Brückner: Weil Menschen dazu neigen, nur Themen aktiv anzusprechen, in denen sie sich auch wirklich auskennen. Und natürlich müssen Family Officer auch sprechfähig sein, wenn spezifische Nachfragen vom Prinzipal kommen. Natürlich können für eine erste Sondierung auch Dritte als externe Experten hinzugezogen werden – dann wird bei Misserfolg das Verhältnis von Family Officer zu Vermögensinhaber weniger belastet als bei einer direkten Ansprache, die als reine Initiative des Family Officers wahrgenommen wird.

„Der Family Officer muss unter Umständen auch verschiedene Perspektiven moderieren, die dann in Teilvermögens- oder angepassten Gesamtstrategien münden können.“ 

Vorausgesetzt, diese erste Sensibilisierung für das Thema ist von Erfolg gekrönt: Wie muss sich ein Portfolio verändern?

Brückner: Ob es letztlich Umschichtungen braucht, lässt sich nicht pauschal vorhersagen.
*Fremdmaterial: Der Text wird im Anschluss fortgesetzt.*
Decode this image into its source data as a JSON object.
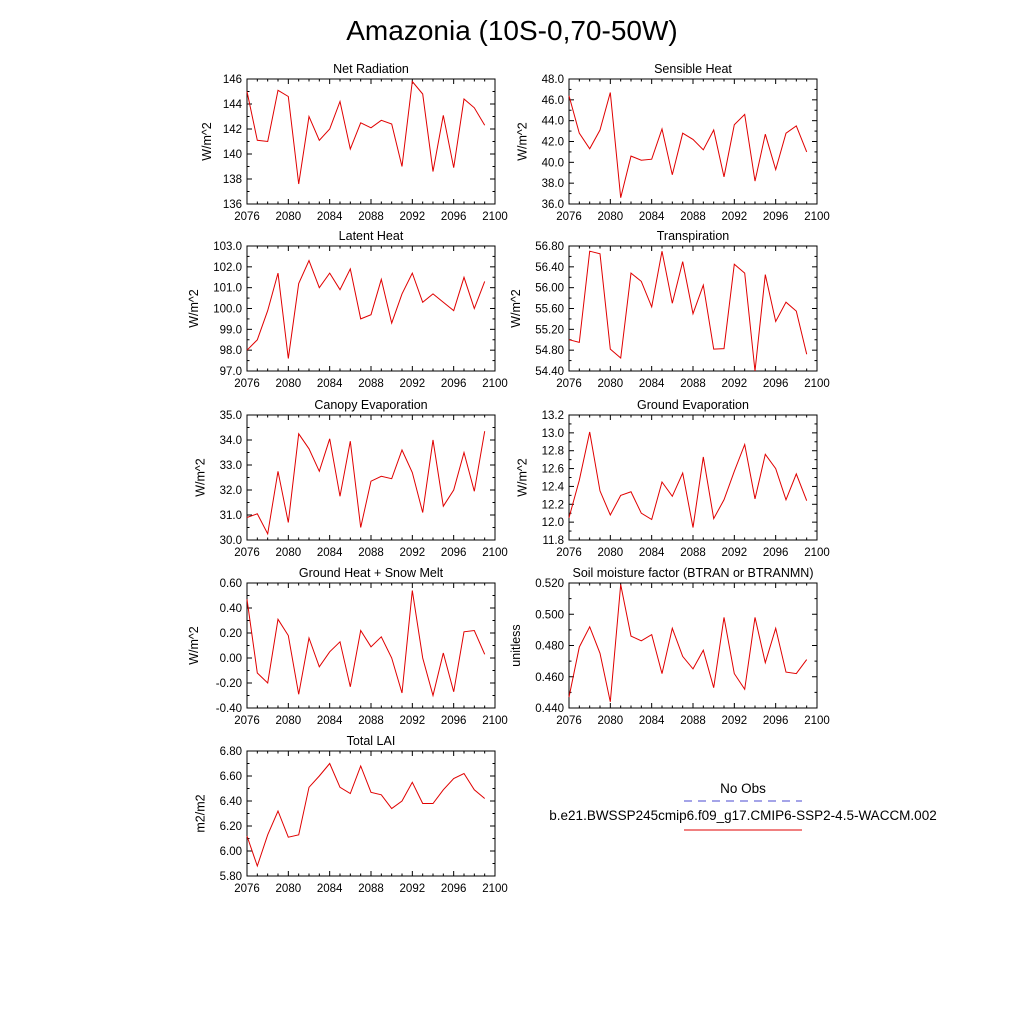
{
  "figure_title": "Amazonia (10S-0,70-50W)",
  "legend": {
    "obs_label": "No Obs",
    "obs_color": "#4a4ad0",
    "model_label": "b.e21.BWSSP245cmip6.f09_g17.CMIP6-SSP2-4.5-WACCM.002",
    "model_color": "#e00000"
  },
  "chart_data": [
    {
      "type": "line",
      "title": "Net Radiation",
      "ylabel": "W/m^2",
      "xlim": [
        2076,
        2100
      ],
      "ylim": [
        136,
        146
      ],
      "yticks": [
        "136",
        "138",
        "140",
        "142",
        "144",
        "146"
      ],
      "xticks": [
        "2076",
        "2080",
        "2084",
        "2088",
        "2092",
        "2096",
        "2100"
      ],
      "x": [
        2076,
        2077,
        2078,
        2079,
        2080,
        2081,
        2082,
        2083,
        2084,
        2085,
        2086,
        2087,
        2088,
        2089,
        2090,
        2091,
        2092,
        2093,
        2094,
        2095,
        2096,
        2097,
        2098,
        2099
      ],
      "series": [
        {
          "color": "#e00000",
          "values": [
            145.0,
            141.1,
            141.0,
            145.1,
            144.6,
            137.6,
            143.0,
            141.1,
            142.0,
            144.2,
            140.4,
            142.5,
            142.1,
            142.7,
            142.4,
            139.0,
            145.8,
            144.8,
            138.6,
            143.1,
            138.9,
            144.4,
            143.7,
            142.3
          ]
        }
      ]
    },
    {
      "type": "line",
      "title": "Sensible Heat",
      "ylabel": "W/m^2",
      "xlim": [
        2076,
        2100
      ],
      "ylim": [
        36,
        48
      ],
      "yticks": [
        "36.0",
        "38.0",
        "40.0",
        "42.0",
        "44.0",
        "46.0",
        "48.0"
      ],
      "xticks": [
        "2076",
        "2080",
        "2084",
        "2088",
        "2092",
        "2096",
        "2100"
      ],
      "x": [
        2076,
        2077,
        2078,
        2079,
        2080,
        2081,
        2082,
        2083,
        2084,
        2085,
        2086,
        2087,
        2088,
        2089,
        2090,
        2091,
        2092,
        2093,
        2094,
        2095,
        2096,
        2097,
        2098,
        2099
      ],
      "series": [
        {
          "color": "#e00000",
          "values": [
            46.4,
            42.8,
            41.3,
            43.1,
            46.7,
            36.6,
            40.6,
            40.2,
            40.3,
            43.2,
            38.8,
            42.8,
            42.2,
            41.2,
            43.1,
            38.6,
            43.6,
            44.6,
            38.2,
            42.7,
            39.3,
            42.8,
            43.5,
            41.0
          ]
        }
      ]
    },
    {
      "type": "line",
      "title": "Latent Heat",
      "ylabel": "W/m^2",
      "xlim": [
        2076,
        2100
      ],
      "ylim": [
        97,
        103
      ],
      "yticks": [
        "97.0",
        "98.0",
        "99.0",
        "100.0",
        "101.0",
        "102.0",
        "103.0"
      ],
      "xticks": [
        "2076",
        "2080",
        "2084",
        "2088",
        "2092",
        "2096",
        "2100"
      ],
      "x": [
        2076,
        2077,
        2078,
        2079,
        2080,
        2081,
        2082,
        2083,
        2084,
        2085,
        2086,
        2087,
        2088,
        2089,
        2090,
        2091,
        2092,
        2093,
        2094,
        2095,
        2096,
        2097,
        2098,
        2099
      ],
      "series": [
        {
          "color": "#e00000",
          "values": [
            98.0,
            98.5,
            99.9,
            101.7,
            97.6,
            101.2,
            102.3,
            101.0,
            101.7,
            100.9,
            101.9,
            99.5,
            99.7,
            101.4,
            99.3,
            100.7,
            101.7,
            100.3,
            100.7,
            100.3,
            99.9,
            101.5,
            100.0,
            101.3
          ]
        }
      ]
    },
    {
      "type": "line",
      "title": "Transpiration",
      "ylabel": "W/m^2",
      "xlim": [
        2076,
        2100
      ],
      "ylim": [
        54.4,
        56.8
      ],
      "yticks": [
        "54.40",
        "54.80",
        "55.20",
        "55.60",
        "56.00",
        "56.40",
        "56.80"
      ],
      "xticks": [
        "2076",
        "2080",
        "2084",
        "2088",
        "2092",
        "2096",
        "2100"
      ],
      "x": [
        2076,
        2077,
        2078,
        2079,
        2080,
        2081,
        2082,
        2083,
        2084,
        2085,
        2086,
        2087,
        2088,
        2089,
        2090,
        2091,
        2092,
        2093,
        2094,
        2095,
        2096,
        2097,
        2098,
        2099
      ],
      "series": [
        {
          "color": "#e00000",
          "values": [
            55.0,
            54.95,
            56.7,
            56.65,
            54.82,
            54.65,
            56.28,
            56.12,
            55.63,
            56.7,
            55.7,
            56.5,
            55.5,
            56.05,
            54.82,
            54.83,
            56.45,
            56.28,
            54.4,
            56.25,
            55.35,
            55.72,
            55.55,
            54.72
          ]
        }
      ]
    },
    {
      "type": "line",
      "title": "Canopy Evaporation",
      "ylabel": "W/m^2",
      "xlim": [
        2076,
        2100
      ],
      "ylim": [
        30,
        35
      ],
      "yticks": [
        "30.0",
        "31.0",
        "32.0",
        "33.0",
        "34.0",
        "35.0"
      ],
      "xticks": [
        "2076",
        "2080",
        "2084",
        "2088",
        "2092",
        "2096",
        "2100"
      ],
      "x": [
        2076,
        2077,
        2078,
        2079,
        2080,
        2081,
        2082,
        2083,
        2084,
        2085,
        2086,
        2087,
        2088,
        2089,
        2090,
        2091,
        2092,
        2093,
        2094,
        2095,
        2096,
        2097,
        2098,
        2099
      ],
      "series": [
        {
          "color": "#e00000",
          "values": [
            30.9,
            31.05,
            30.25,
            32.75,
            30.7,
            34.25,
            33.65,
            32.75,
            34.05,
            31.75,
            33.95,
            30.5,
            32.35,
            32.55,
            32.45,
            33.6,
            32.7,
            31.1,
            34.0,
            31.35,
            32.0,
            33.5,
            31.95,
            34.35
          ]
        }
      ]
    },
    {
      "type": "line",
      "title": "Ground Evaporation",
      "ylabel": "W/m^2",
      "xlim": [
        2076,
        2100
      ],
      "ylim": [
        11.8,
        13.2
      ],
      "yticks": [
        "11.8",
        "12.0",
        "12.2",
        "12.4",
        "12.6",
        "12.8",
        "13.0",
        "13.2"
      ],
      "xticks": [
        "2076",
        "2080",
        "2084",
        "2088",
        "2092",
        "2096",
        "2100"
      ],
      "x": [
        2076,
        2077,
        2078,
        2079,
        2080,
        2081,
        2082,
        2083,
        2084,
        2085,
        2086,
        2087,
        2088,
        2089,
        2090,
        2091,
        2092,
        2093,
        2094,
        2095,
        2096,
        2097,
        2098,
        2099
      ],
      "series": [
        {
          "color": "#e00000",
          "values": [
            12.05,
            12.47,
            13.01,
            12.35,
            12.08,
            12.3,
            12.34,
            12.1,
            12.03,
            12.45,
            12.29,
            12.55,
            11.94,
            12.73,
            12.04,
            12.25,
            12.57,
            12.87,
            12.26,
            12.76,
            12.6,
            12.25,
            12.54,
            12.24
          ]
        }
      ]
    },
    {
      "type": "line",
      "title": "Ground Heat + Snow Melt",
      "ylabel": "W/m^2",
      "xlim": [
        2076,
        2100
      ],
      "ylim": [
        -0.4,
        0.6
      ],
      "yticks": [
        "-0.40",
        "-0.20",
        "0.00",
        "0.20",
        "0.40",
        "0.60"
      ],
      "xticks": [
        "2076",
        "2080",
        "2084",
        "2088",
        "2092",
        "2096",
        "2100"
      ],
      "x": [
        2076,
        2077,
        2078,
        2079,
        2080,
        2081,
        2082,
        2083,
        2084,
        2085,
        2086,
        2087,
        2088,
        2089,
        2090,
        2091,
        2092,
        2093,
        2094,
        2095,
        2096,
        2097,
        2098,
        2099
      ],
      "series": [
        {
          "color": "#e00000",
          "values": [
            0.47,
            -0.12,
            -0.2,
            0.31,
            0.18,
            -0.29,
            0.16,
            -0.07,
            0.05,
            0.13,
            -0.23,
            0.22,
            0.09,
            0.17,
            0.0,
            -0.28,
            0.54,
            0.0,
            -0.3,
            0.04,
            -0.27,
            0.21,
            0.22,
            0.03
          ]
        }
      ]
    },
    {
      "type": "line",
      "title": "Soil moisture factor (BTRAN or BTRANMN)",
      "ylabel": "unitless",
      "xlim": [
        2076,
        2100
      ],
      "ylim": [
        0.44,
        0.52
      ],
      "yticks": [
        "0.440",
        "0.460",
        "0.480",
        "0.500",
        "0.520"
      ],
      "xticks": [
        "2076",
        "2080",
        "2084",
        "2088",
        "2092",
        "2096",
        "2100"
      ],
      "x": [
        2076,
        2077,
        2078,
        2079,
        2080,
        2081,
        2082,
        2083,
        2084,
        2085,
        2086,
        2087,
        2088,
        2089,
        2090,
        2091,
        2092,
        2093,
        2094,
        2095,
        2096,
        2097,
        2098,
        2099
      ],
      "series": [
        {
          "color": "#e00000",
          "values": [
            0.447,
            0.479,
            0.492,
            0.475,
            0.444,
            0.519,
            0.486,
            0.483,
            0.487,
            0.462,
            0.491,
            0.473,
            0.465,
            0.477,
            0.453,
            0.498,
            0.462,
            0.452,
            0.498,
            0.469,
            0.491,
            0.463,
            0.462,
            0.471
          ]
        }
      ]
    },
    {
      "type": "line",
      "title": "Total LAI",
      "ylabel": "m2/m2",
      "xlim": [
        2076,
        2100
      ],
      "ylim": [
        5.8,
        6.8
      ],
      "yticks": [
        "5.80",
        "6.00",
        "6.20",
        "6.40",
        "6.60",
        "6.80"
      ],
      "xticks": [
        "2076",
        "2080",
        "2084",
        "2088",
        "2092",
        "2096",
        "2100"
      ],
      "x": [
        2076,
        2077,
        2078,
        2079,
        2080,
        2081,
        2082,
        2083,
        2084,
        2085,
        2086,
        2087,
        2088,
        2089,
        2090,
        2091,
        2092,
        2093,
        2094,
        2095,
        2096,
        2097,
        2098,
        2099
      ],
      "series": [
        {
          "color": "#e00000",
          "values": [
            6.12,
            5.88,
            6.13,
            6.32,
            6.11,
            6.13,
            6.51,
            6.6,
            6.7,
            6.51,
            6.46,
            6.68,
            6.47,
            6.45,
            6.34,
            6.4,
            6.55,
            6.38,
            6.38,
            6.49,
            6.58,
            6.62,
            6.49,
            6.42
          ]
        }
      ]
    }
  ]
}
Das Minimum wäre sicherlich, das liquide Vermögen mittels einer ganzheitlichen ESG-Analyse zu durchleuchten, um Negativausreißer aufzudecken und eliminieren zu können. Dieser Ansatz, Transparenz zu schaffen, lässt sich auch auf das illiquide Portfolio ausweiten. Allerdings ist hier die Datenlage deutlich limitierter. Es ist aufwändiger, Klarheit herzustellen. Doch auch dieser Aufwand kann sich lohnen. Die Transparenzschaffung kann dann natürlich dazu führen, dass auf einer oder beiden Ebenen neue Anlagerichtlinien verabschiedet werden. Dafür muss der Family Officer unter Umständen auch verschiedene Perspektiven moderieren, die dann in Teilvermögens- oder angepassten Gesamtstrategien münden können. In Mandaten ist der Anpassungsaufwand sicher höher als bei Anlagen in ETFs, für die es ja meist ESG- oder SRI-Alternativen gibt. Und: Die Transition verlangt natürlich aktive Veränderung, die sich am ehesten in Private-Equity-Portfolios oder allgemeiner über außerbörsliches Beteiligungskapital umsetzen lässt. Unsere Beobachtung ist: Wer sich mehr für Nachhaltigkeit interessiert, der verändert die Gewichtung innerhalb der strategischen Asset Allocation weg von liquiden und hin zu illiquiden Anlagen.